32. Ayah Aura

6K 415 51
                                    

Enaknya pakai apa ya?

Rhea mengambil satu per satu pakaiannya yang sebelumnya sudah terlipat rapi di dalam lemari. Merasa tak ada yang cocok, ia memeriksa pakaian yang berbaris rapi di hanger. Masih merasa tak ada yang memadai, ia kembali mengobrak-abrik pakaian yang tergeletak tak berdaya di atas kasur. Rhea menggaruk rambutnya yang tidak gatal, tampak kebingungan.

Duh, pakai apa yaa? Kok gue ngerasa gak ada baju?

Rhea mengerang frustasi. Detik berikutnya, ia menjatuhkan tubuhnya begitu saja di atas ranjang. Menatap langit-langit kamarnya yang berwarna putih polos sangatlah membosankan dan membuat siapa pun mengantuk cepat atau lambat.

Seiring dengan tatapannya yang menerawang, ia tersadar sesuatu. Bukannya ia hanya akan membeli novel dan kamus, mengapa malah kalang kabut begini? Rhea bangkit dari posisi telentangnya, mengambil pakaian apa saja yang ada di dekatnya, untuk kemudian dipakainya. Hanya beli buku, tidak masalah walaupun dirinya memakai kaos sekalipun.

Merasa siap, Rhea keluar dari kamar, duduk di sofa depan televisi yang sedang menayangkan iklan susu sapi cap beruang dengan naga sebagai bintang iklannya sembari menunggu jemputannya datang. Oh, bahkan malam ini ia seperti tuan putri yang sedang menunggu seorang pangeran tampan.

Seperti biasa, ia mendapati ketiga adiknya berkumpul di ruang keluarga yang merangkup sebagai ruang tamu. Brina dan Sandra yang sedang belajar, juga Aldo yang malah asyik menonton TV, menonton pertandingan sepak bola tim favoritnya.

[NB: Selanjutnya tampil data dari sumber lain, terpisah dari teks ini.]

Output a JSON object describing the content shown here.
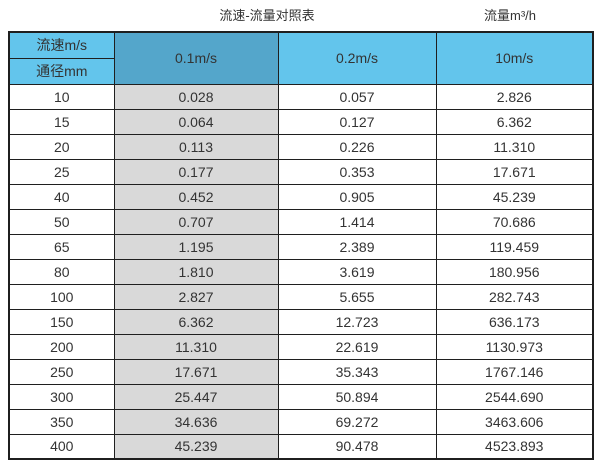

"Lo nggak belajar? Tadi gue ditelepon Mama, semuanya suruh belajar," kata Rhea melihat Aldo berjingkrak-jingkrak melihat tim favoritnya berada di ambang kekalahan. Kadang Rhea tidak mengerti, apa menariknya menonton bola yang ditendang kesana kemari. Seandainya bola itu bernyawa, pasti dia sudah mengumpat beberapa kali karena perlakuan manusia yang semena-mena terhadapnya.

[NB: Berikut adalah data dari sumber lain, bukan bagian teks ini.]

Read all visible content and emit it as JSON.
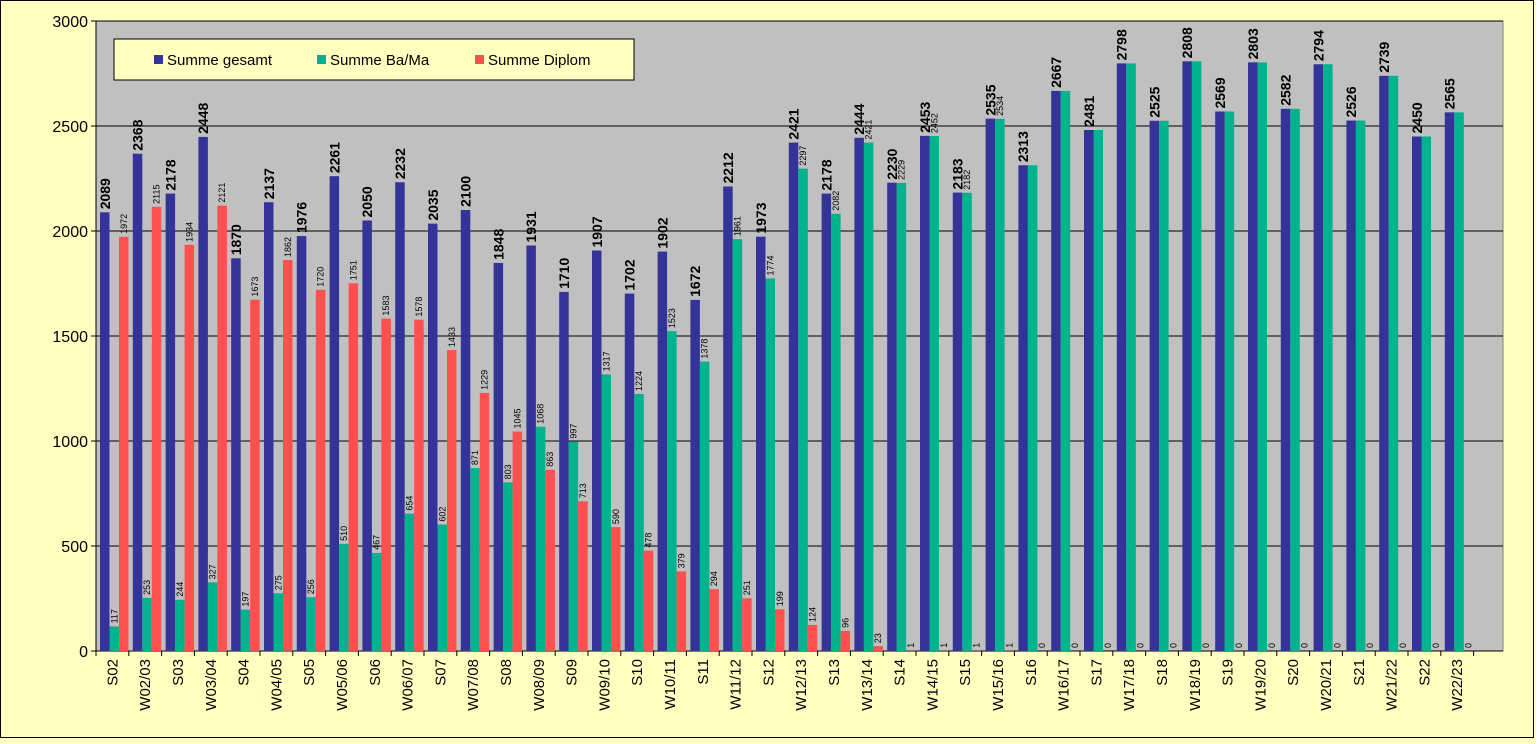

"Bentar, nunggu selesai." Hanya itulah jawaban yang dilontarkan Aldo, lelaki yang terlihat sempurna di mata siapa pun yang melihatnya. Setidaknya, Rhea bangga memiliki adik yang sering dielu-elukan masyarakat karena kecerdasan dan sifatnya yang berwibawa, walaupun sisi negatifnya, Aldo adalah siswa yang malas belajar.

Rhea merebut remote yang kebetulan tergeletak di sisinya, menekan sebuah tombol, dan bergantilah acara sepak bola itu dengan acara berita. Aldo menoleh ke arah Rhea dengan sorot mata menyebalkan. "Jangan diganti, Kak, lagi seru-serunya elah!" Cowok itu menjauhkan pantatnya dari sofa, berusaha merebut benda hitam itu dari tangan kakaknya.

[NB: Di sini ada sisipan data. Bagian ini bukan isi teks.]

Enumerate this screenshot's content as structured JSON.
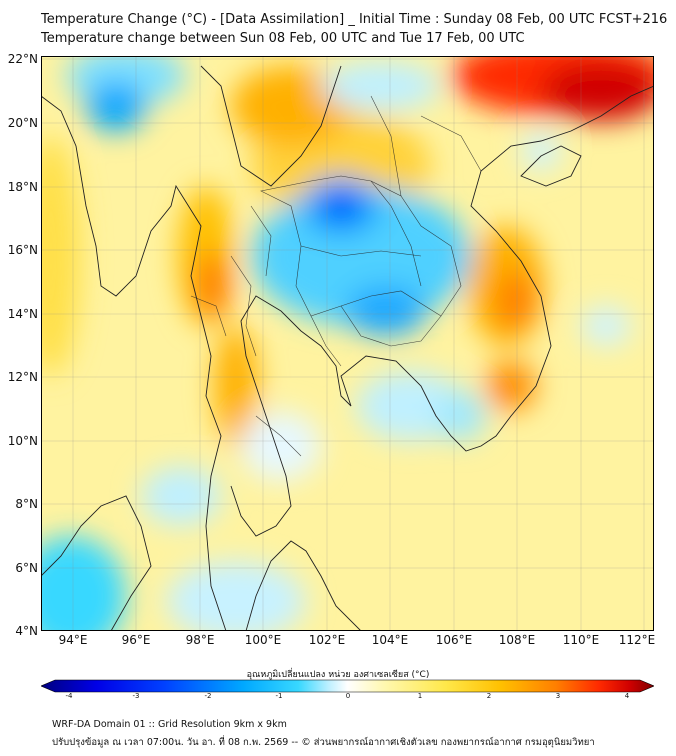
{
  "titles": {
    "line1": "Temperature Change (°C) - [Data Assimilation] _ Initial Time : Sunday 08 Feb, 00 UTC FCST+216",
    "line2": "Temperature change between Sun 08 Feb, 00 UTC and Tue 17 Feb, 00 UTC"
  },
  "map": {
    "lat_ticks": [
      "22°N",
      "20°N",
      "18°N",
      "16°N",
      "14°N",
      "12°N",
      "10°N",
      "8°N",
      "6°N",
      "4°N"
    ],
    "lon_ticks": [
      "94°E",
      "96°E",
      "98°E",
      "100°E",
      "102°E",
      "104°E",
      "106°E",
      "108°E",
      "110°E",
      "112°E"
    ],
    "lat_range": [
      4,
      22
    ],
    "lon_range": [
      93,
      112.3
    ],
    "grid": true
  },
  "colorbar": {
    "label": "อุณหภูมิเปลี่ยนแปลง หน่วย องศาเซลเซียส (°C)",
    "ticks": [
      "-4",
      "-3",
      "-2",
      "-1",
      "0",
      "1",
      "2",
      "3",
      "4"
    ],
    "range": [
      -4,
      4
    ],
    "colors": [
      "#00007f",
      "#0000e6",
      "#0040ff",
      "#00a8ff",
      "#38d8ff",
      "#bff0ff",
      "#ffffff",
      "#fff8b0",
      "#ffe84a",
      "#ffc000",
      "#ff7f00",
      "#ff2a00",
      "#d00000",
      "#7f0000"
    ]
  },
  "footer": {
    "line1": "WRF-DA Domain 01 :: Grid Resolution 9km x 9km",
    "line2": "ปรับปรุงข้อมูล ณ เวลา 07:00น. วัน อา. ที่ 08 ก.พ. 2569 -- © ส่วนพยากรณ์อากาศเชิงตัวเลข กองพยากรณ์อากาศ กรมอุตุนิยมวิทยา"
  }
}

"Belajar dulu, baru boleh liat lagi."

"Bentaran doang, Kak, sumpah. Tinggal tiga puluh menit lagi."

"Itu lama, o'on!"

Tiin!

Tangan Rhea terhenti di udara mendengar suara klakson mobil. Segera dilemparnya remote tak berdosa itu ke sofa, berlari keluar dari rumah, tidak memedulikan Aldo yang dalam hati bersyukur karena aktivitas menontonnya tidak lagi terganggu. Sementara Brina dan Sandra pura-pura tidak peduli, seakan sudah tahu kakaknya akan pergi kemana dan bersama siapa.

Rhea membuka pintu penumpang mobil hitam mulus yang terparkir di depan rumahnya tanpa ada rasa ragu sedikit pun, lantas duduk di sana, di sebelah pria muda berkaos abu-abu dengan panjang lengan di bawah siku. Oh, bahkan style manusia yang satu ini lebih simpel darinya. Untunglah dia masih tampan dengan gaya sederhana seperti itu. Setidaknya itulah yang terbesit di pikiran Rhea.

"Malem," sapa Ray dengan senyuman khas-nya.

Rhea ikut tersenyum. "Malem juga."

"Langsung ke toko buku?" Rhea hanya mengangguk sebagai jawaban. "Udah makan? Kalau belum, makan dulu ya." Rhea mengangguk lagi.